Certo dia tocou horror, e o Regimento foi posto em estado de prontidão severa.

Ninguém poderia sair do Regimento, todas as 10 Companhias dia e noite prontas para qualquer ação.

No terceiro dia houve um relaxamento na prontidão e alguns Oficiais e Graduados casados tiveram a permissão, de em grupos, irem até suas casas, ver suas famílias e em menos de duas horas estarem prontos no Regimento.

Por volta das 18 horas um grupo de Oficiais e Graduados foi liberado, entre esses estava o Cabo Enfermeiro Sérgio, louco para ir a sua casa ver a sua esposa e filhinha, de dois ou três anos.

Naquela tarde como de praxe datilografei o Boletim Interno, onde em sua I Parte é a de Serviços Gerais e Administrativos, onde era publicado em primeira página a Guarnição de Serviço para o dia seguinte, Oficial de Dia, Adjunto, Comandantes das Guardas 1 e 2 e entre outros o Corneteiro de Dia, o qual foi escalado o competente Cabo Avelino.

Quando o Cabo Sérgio retornava ao Regimento em sua lambreta azul, a toda velocidade para não chegar atrasado, um caminhão teve que bruscamente frear. Infelizmente o Cabo Sérgio não conseguiu dominar sua lambreta, indo parar embaixo das ferragens do caminhão.

Correria, consternação geral dentro do regimento, voluntários se apresentando para doar sangue ao Cabo Enfermeiro que havia sido levado para a Santa Casa de Misericórdia. Muita dor e sofrimento. Muitos Soldados, Graduados e Oficiais pelos cantos em silêncio.

O jovem Cabo velho não resistira e naquela mesma noite, antes das 21 horas viera a falecer.

Tristeza e consternação geral.


Mas como homem de valor e militar por excelência não foge ao dever, na tarde do dia seguinte o Corneteiro de Dia estava no Cemitério do Fragata, com seu melhor uniforme, pronto para a última homenagem a um amigo que ele tanto gostava. Não era só irmão de farda era um irmão escolhido entre milhares.

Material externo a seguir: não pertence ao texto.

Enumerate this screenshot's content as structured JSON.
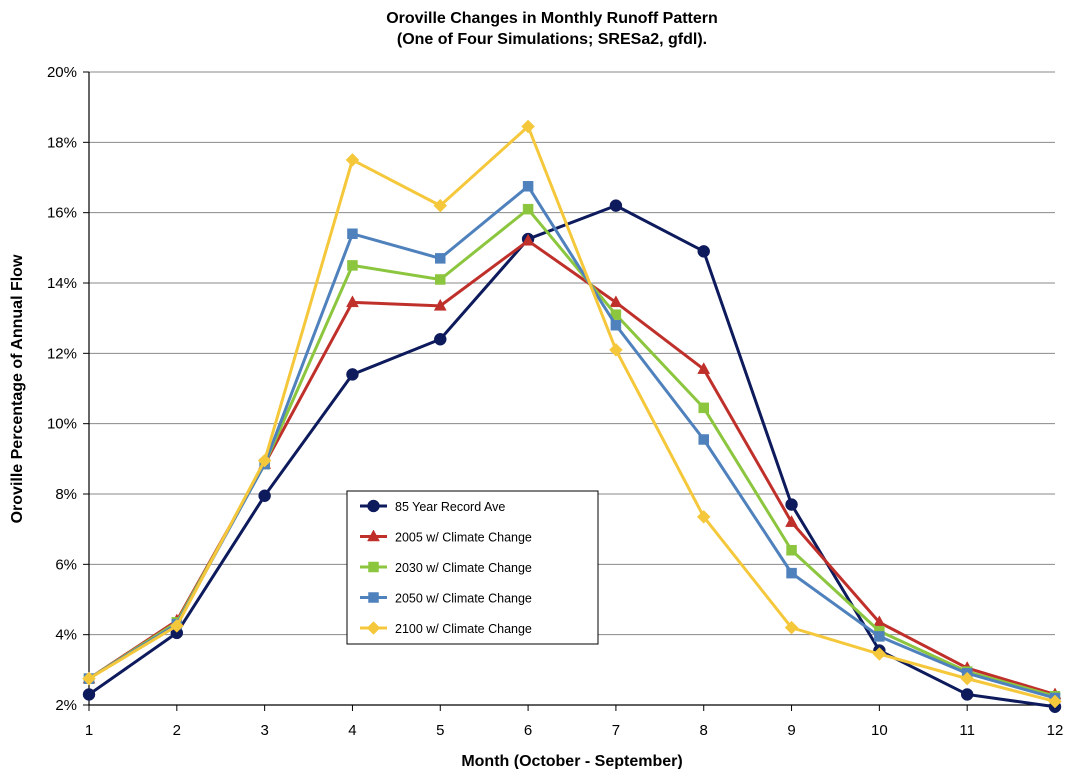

Na hora do silêncio, com a Guarda de Honra em forma, com civis e militares consternados o Cabo Avelino com postura militar, altiva e firme, entoou o silêncio de maneira extraordinária, completa e comovida.


Eu o observava, e em seu rosto negro as lágrimas vertiam em profusão, vindas do fundo do coração, pois o destino fora com ele muito cruel, mas em nenhum momento ele fraquejou.

Um destino que ninguém jamais pensaria que pudesse acontecer, muito menos o bom Cabo Avelino, que em suas brincadeiras com o seu melhor amigo sempre dizia:

- Ainda vou tocar o teu Silêncio!

Quanta dor e emoção, quantas lágrimas, mas o Cabo Corneteiro cumpriu com galhardia o seu dever, o seu estrito dever de Corneteiro de Dia, coisa que jamais gostaria de fazer, mas que o destino maleva reservou sorrateiramente.